On February 19, 2015, in the parking lot of the House of Hope, three dark green Boeing MV-22 Ospreys touched down. One carried the 44th President of the United States and the nation’s first African American President, Barack Obama. His motorcade whisked him to Gwendolyn Brooks Preparatory Academy. There while I watched, President Obama declared the Pullman National Monument. With the stroke of a pen, change had once again come to Pullman.
Presidential Proclamation 9233 is the monument’s establishing legislation. In it, President Obama reaffirms Pullman’s national significance “based on its importance in social history, architecture, and urban planning.” He seamlessly weaves together the threads of the Pullman story. He recounts the rise and fall of George Pullman and his model Town of Pullman (1880-1907). He lauds its architect Solon S. Beman and its landscape architect Nathan F. Barrett. He describes the Pullman Palace Car Company’s role in industrial and labor history, including the “Pullman strike of 1894.” He reminds us how the American Railway Union led by Eugene Debs brought the nation’s railroads to a screeching halt with a boycott of Pullman cars. He tells the story of the Pullman Porters and their half-century of struggle for better wages and working conditions. In 1937, supported by the leadership of A. Philip Randolph, the Brotherhood of Sleeping Car Porters successfully secured the “first major labor agreement between a union led by African Americans” and a major corporation. This was both a milestone and fuel for the escalating civil rights movement in the United States.
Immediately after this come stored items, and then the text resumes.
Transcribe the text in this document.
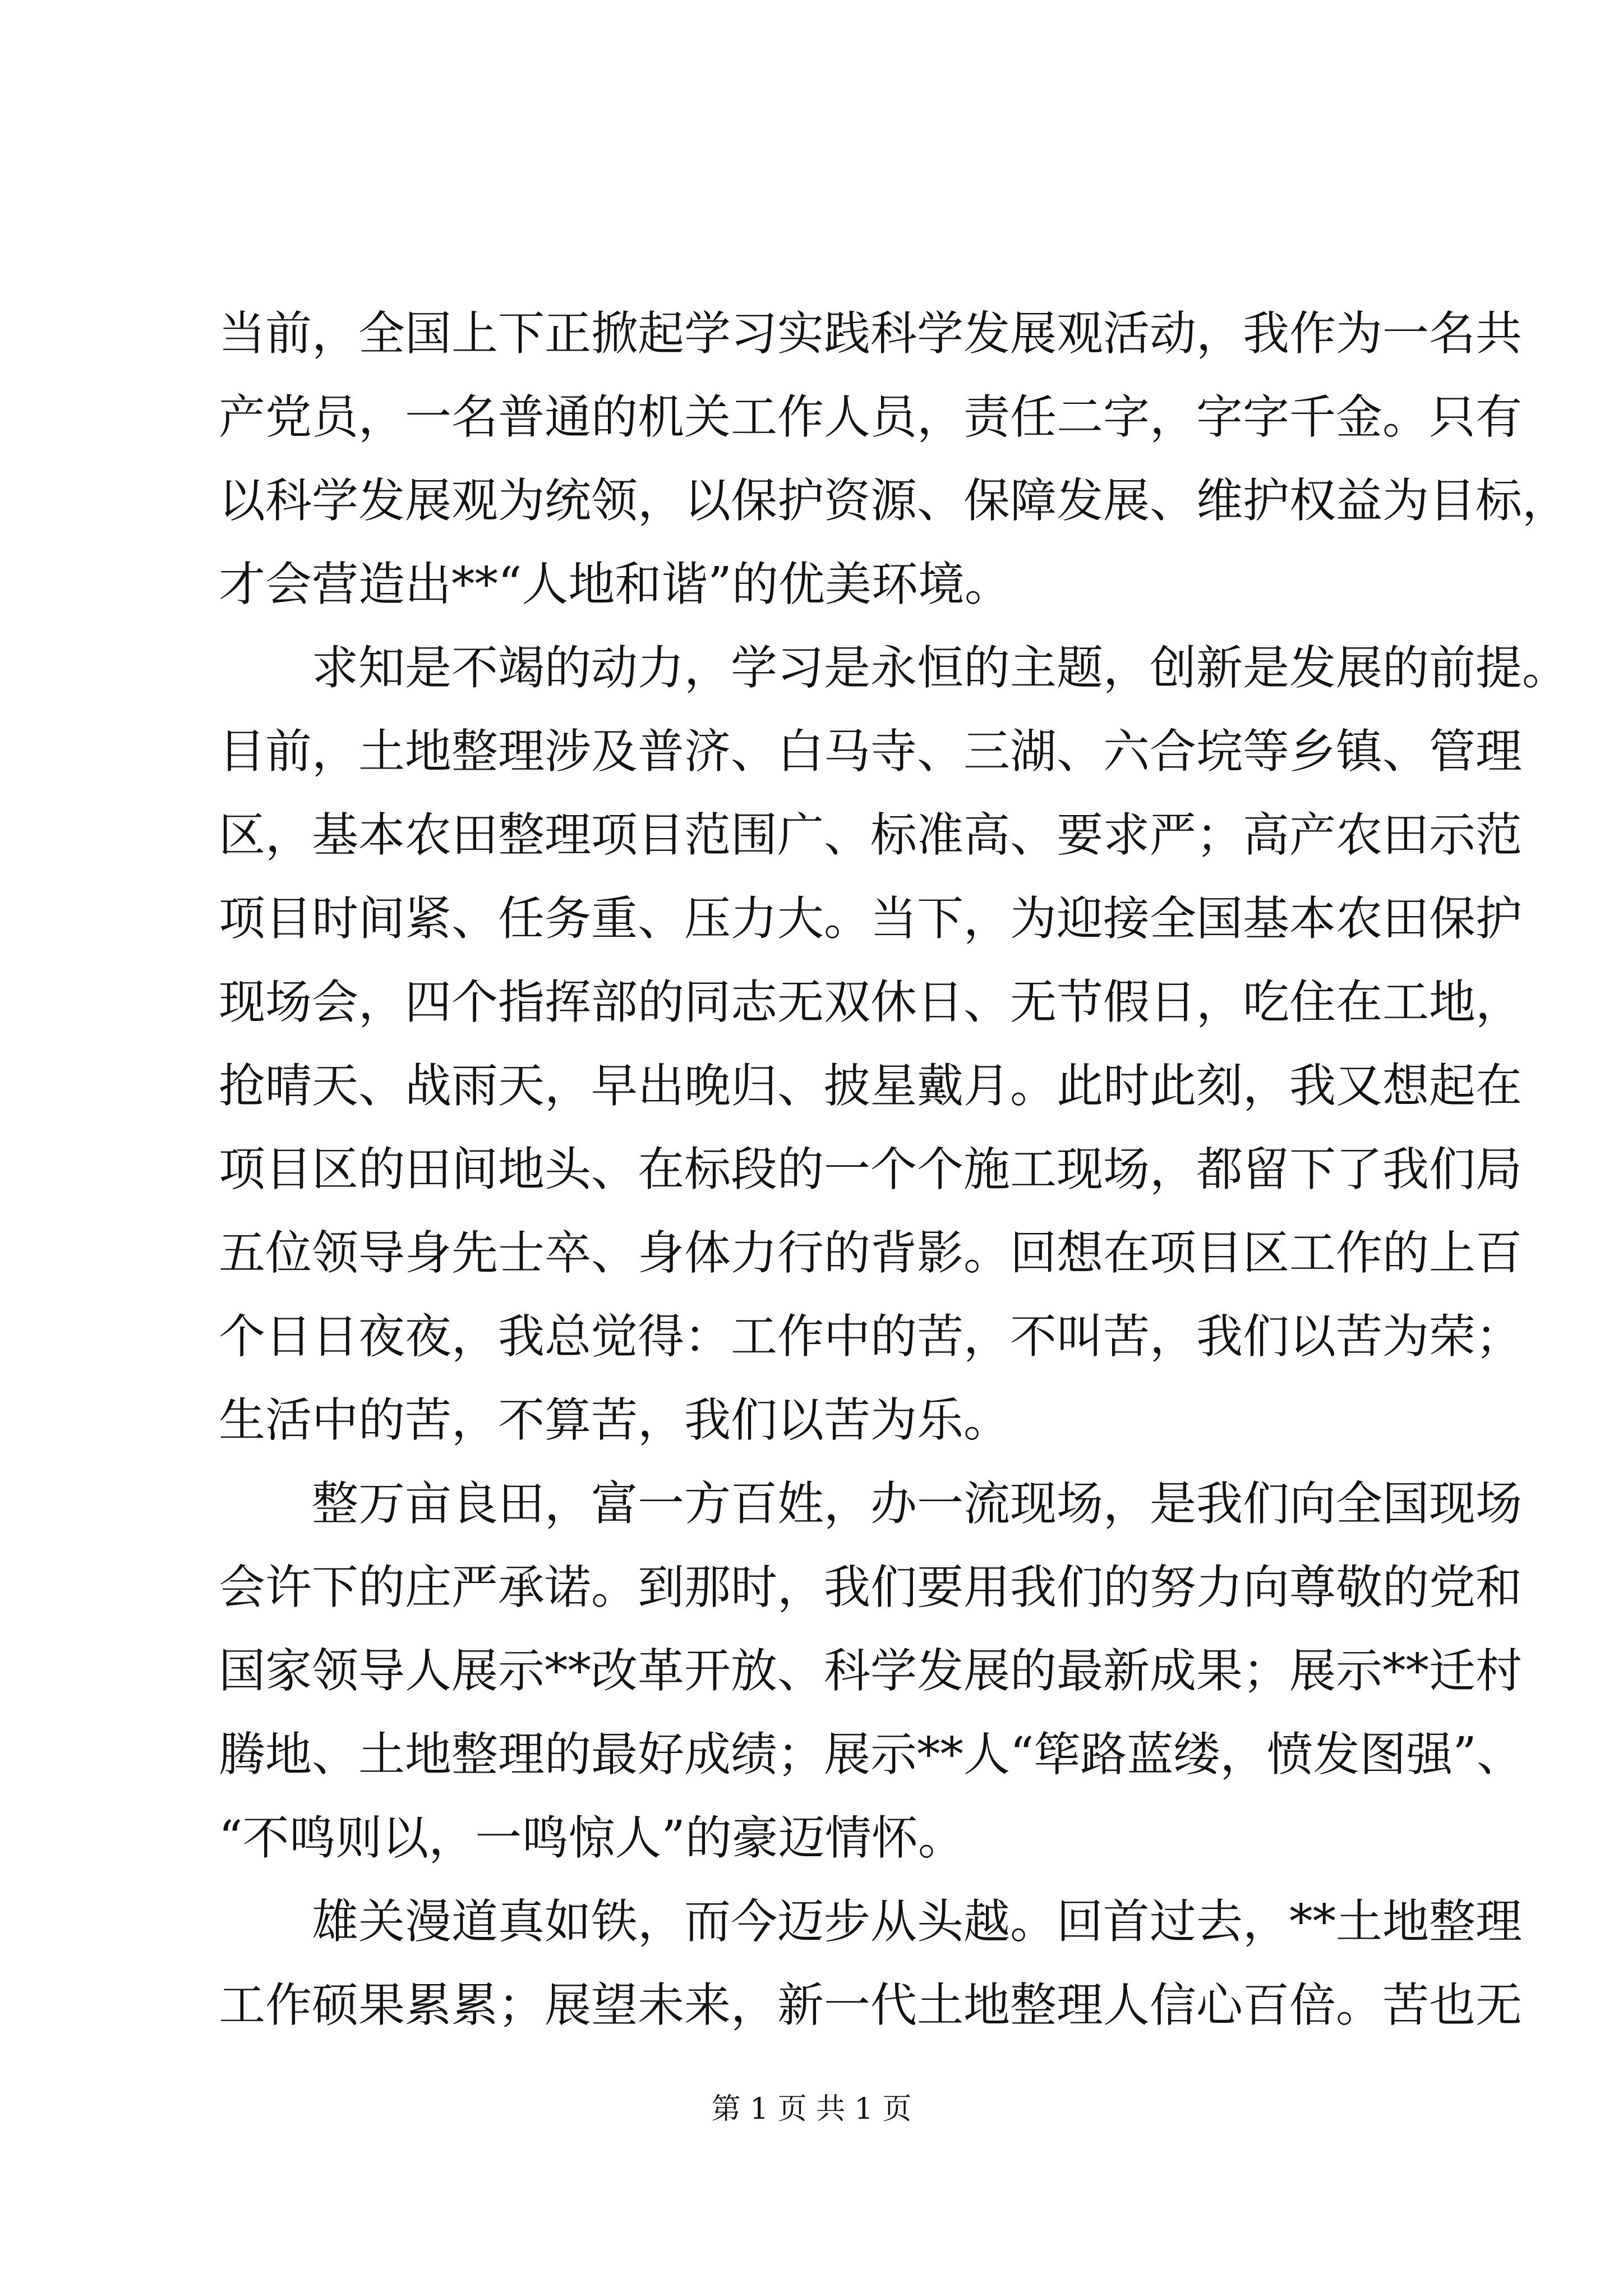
当前，全国上下正掀起学习实践科学发展观活动，我作为一名共
产党员，一名普通的机关工作人员，责任二字，字字千金。只有
以科学发展观为统领，以保护资源、保障发展、维护权益为目标，
才会营造出**“人地和谐”的优美环境。
求知是不竭的动力，学习是永恒的主题，创新是发展的前提。
目前，土地整理涉及普济、白马寺、三湖、六合垸等乡镇、管理
区，基本农田整理项目范围广、标准高、要求严；高产农田示范
项目时间紧、任务重、压力大。当下，为迎接全国基本农田保护
现场会，四个指挥部的同志无双休日、无节假日，吃住在工地，
抢晴天、战雨天，早出晚归、披星戴月。此时此刻，我又想起在
项目区的田间地头、在标段的一个个施工现场，都留下了我们局
五位领导身先士卒、身体力行的背影。回想在项目区工作的上百
个日日夜夜，我总觉得：工作中的苦，不叫苦，我们以苦为荣；
生活中的苦，不算苦，我们以苦为乐。
整万亩良田，富一方百姓，办一流现场，是我们向全国现场
会许下的庄严承诺。到那时，我们要用我们的努力向尊敬的党和
国家领导人展示**改革开放、科学发展的最新成果；展示**迁村
腾地、土地整理的最好成绩；展示**人“筚路蓝缕，愤发图强”、
“不鸣则以，一鸣惊人”的豪迈情怀。
雄关漫道真如铁，而今迈步从头越。回首过去，**土地整理
工作硕果累累；展望未来，新一代土地整理人信心百倍。苦也无
第 1 页 共 1 页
"The remaining structures of the Pullman Palace Car Company (Pullman Company), workers’ housing, and community buildings that make up the Pullman Historic District are an evocative testament to the evolution of American industry, the rise of unions and the labor movement, the lasting strength of good urban design, and the remarkable journey of the Pullman porters toward the civil rights movement of the 20th century."
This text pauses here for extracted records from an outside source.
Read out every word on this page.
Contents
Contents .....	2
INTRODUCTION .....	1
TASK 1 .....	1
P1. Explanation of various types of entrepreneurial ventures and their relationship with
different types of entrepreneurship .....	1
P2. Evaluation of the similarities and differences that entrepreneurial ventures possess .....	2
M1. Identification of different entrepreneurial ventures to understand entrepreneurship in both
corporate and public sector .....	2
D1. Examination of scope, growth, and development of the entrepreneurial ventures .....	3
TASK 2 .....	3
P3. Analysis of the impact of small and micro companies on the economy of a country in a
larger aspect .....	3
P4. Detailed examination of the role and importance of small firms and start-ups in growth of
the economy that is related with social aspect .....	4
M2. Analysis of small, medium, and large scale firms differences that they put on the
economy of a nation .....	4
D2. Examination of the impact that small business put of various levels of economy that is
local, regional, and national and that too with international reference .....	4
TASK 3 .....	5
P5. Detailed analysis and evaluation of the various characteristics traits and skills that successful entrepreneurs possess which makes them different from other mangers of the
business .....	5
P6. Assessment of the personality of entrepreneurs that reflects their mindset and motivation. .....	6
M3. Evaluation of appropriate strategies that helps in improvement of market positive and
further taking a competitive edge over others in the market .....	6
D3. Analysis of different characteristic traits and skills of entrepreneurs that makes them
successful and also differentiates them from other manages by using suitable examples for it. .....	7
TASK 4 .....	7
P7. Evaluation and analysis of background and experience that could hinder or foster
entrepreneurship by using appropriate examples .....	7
--President Obama, Proclamation 9233
But Proclamation 9233 does more than commemorate: it’s a binding legal document with long-lasting implications for our community. It granted “fee title” ownership of the “Administration Clock Tower Building” to the federal government (.2397 acres). It also made Pullman a new unit of the National Park System. As reported in Washington Monthly, “Kathy Schneider” is “the National Park Service superintendent for the Pullman National Monument—203 acres covering the factory site, the historic town center, and adjacent worker housing.” Additionally, in accordance with the 1906 Antiquities Act, it established a “National Monument Boundary” that is “confined to the smallest area compatible with the proper care and management of the objects to be protected within those boundaries.”
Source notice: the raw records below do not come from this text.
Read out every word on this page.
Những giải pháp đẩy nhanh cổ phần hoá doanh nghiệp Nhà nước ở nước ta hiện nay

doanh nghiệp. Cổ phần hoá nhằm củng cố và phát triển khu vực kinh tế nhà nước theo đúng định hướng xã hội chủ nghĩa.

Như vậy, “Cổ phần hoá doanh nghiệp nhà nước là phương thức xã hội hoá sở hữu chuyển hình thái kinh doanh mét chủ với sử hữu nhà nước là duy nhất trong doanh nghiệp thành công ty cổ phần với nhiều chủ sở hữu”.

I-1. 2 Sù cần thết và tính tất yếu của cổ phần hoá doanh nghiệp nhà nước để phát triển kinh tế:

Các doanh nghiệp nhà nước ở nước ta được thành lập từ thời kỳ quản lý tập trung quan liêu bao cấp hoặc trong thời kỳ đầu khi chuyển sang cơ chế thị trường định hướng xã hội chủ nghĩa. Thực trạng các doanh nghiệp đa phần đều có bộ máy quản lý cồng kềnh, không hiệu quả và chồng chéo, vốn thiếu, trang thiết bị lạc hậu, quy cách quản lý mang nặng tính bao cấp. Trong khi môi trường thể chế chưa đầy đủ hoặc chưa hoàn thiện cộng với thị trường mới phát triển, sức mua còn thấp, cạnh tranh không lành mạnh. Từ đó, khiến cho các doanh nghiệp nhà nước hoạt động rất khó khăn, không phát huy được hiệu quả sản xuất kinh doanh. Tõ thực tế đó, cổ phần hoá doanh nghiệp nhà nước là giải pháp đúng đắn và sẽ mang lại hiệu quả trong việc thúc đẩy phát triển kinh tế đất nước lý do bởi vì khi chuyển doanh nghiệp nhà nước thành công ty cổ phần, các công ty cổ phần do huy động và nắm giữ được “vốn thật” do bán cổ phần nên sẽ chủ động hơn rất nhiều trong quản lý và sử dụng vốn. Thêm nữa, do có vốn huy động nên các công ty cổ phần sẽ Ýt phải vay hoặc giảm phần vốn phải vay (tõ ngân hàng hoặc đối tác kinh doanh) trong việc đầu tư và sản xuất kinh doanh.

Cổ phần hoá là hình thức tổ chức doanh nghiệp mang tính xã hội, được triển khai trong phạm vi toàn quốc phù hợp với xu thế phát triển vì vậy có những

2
Proclamation 9233 also directs the National Park Service to prepare a “management plan for the monument” by February 19, 2018. The planning process has begun, but is unfinished. Today, the management of the Pullman National Monument is guided by the June 2017 Foundation Document (https://tinyurl.com/PNMFD). A more comprehensive and detailed General Management Plan (GMP) is supposed to follow. The GMP “clearly defines the desired natural and cultural resource conditions to be achieved and maintained over time.” These could include plans for the restoration of Market Hall, the Firehouse, or Barrett’s Victorian landscapes, such as that of Arcade Park. The GMP was formally started in February 2017. But since that time, updates have been scant and next steps undefined. The National Park Service webpage “Plan Process” for Pullman’s management plan reads, “The plan process for this project will be posted here.” With the three-year anniversary of the Pullman National Monument upon us, the time is ripe for the National Park Service to update the community about the status of the monument’s General Management Plan.